3. A family member drives the car, and while you might go with the cheaper option on your own car, you want the very best for them.
4. Your tire has an injury that can not be repaired with a plug.
If none of these statements describes your situation, click here
and allow me to lure you to the dark side. On the other hand, if they struck a chord, read on.
The first step in any tire repair is to find the injury. This one was easy enough, we just followed the hissing sound to the bit of metal sticking out of the tire. We didn’t even need the dunk tank.
To install a plug patch, the tire must be removed from the rim. Before that, the wheel weights must be removed to prevent damage to the tire as it is being removed from the rim.
Here Leon is “breaking the bead” which basically means getting the tire unstuck from the rim so it can be removed.
Then the wheel is moved onto the turntable and the tire is removed from the rim.

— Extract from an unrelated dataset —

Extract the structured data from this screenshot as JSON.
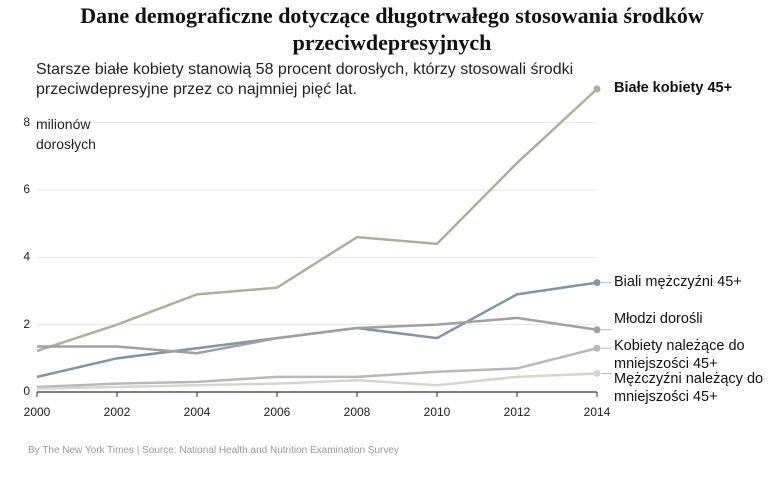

Here’s an inside view of the damage. Looks like it was a large staple that got stuck in this tire so there are 2 holes in it. A plug patch has only one “plug” portion. This raises the question of whether it would be better to install a separate plug in one hole, and use the patch plug to fill the other, or to just fill one of the two holes with the patch plug. I think that because the holes are so close together, the latter would be the better option.
We’ve marked the injury with chalk, removed the staple, and now we’re buffing the area.
The buffing removes the slick surface and exposes a “raw” surface the patch will stick to. We also use a solvent to remove the mold release agent the tire was coated with during manufacture and prep the rubber for the tire cement.
Next we gently guide a pick through the injury to find the angle and make sure the plug patch will fit through. If it won’t, we’ll need to use a carbide burr to enlarge the hole a little. There are different size plug patches for different size injuries.
Tire patch cement is a applied and allowed to dry for 5 minutes or so. Then the plug patch is pushed into place. The plug portion of the plug patch is encased in a disposable metal sleeve to guide it through the tire.
Once through the tire, the metal sleeve is removed, leaving the rubber tire plug in place. The rubber plug is then cut so it is flush with the tire.
The patch is then smushed into the tire using a tool called a tire stitcher.
Then the whole patch is covered with another coat of tire cement.
Then the tire is installed on the rim, re-balanced, and rechecked for leaks. Even when working at a good pace, it takes about a half hour to complete the whole process. Plus the cost of the patch, wheel weights, and a valve stem.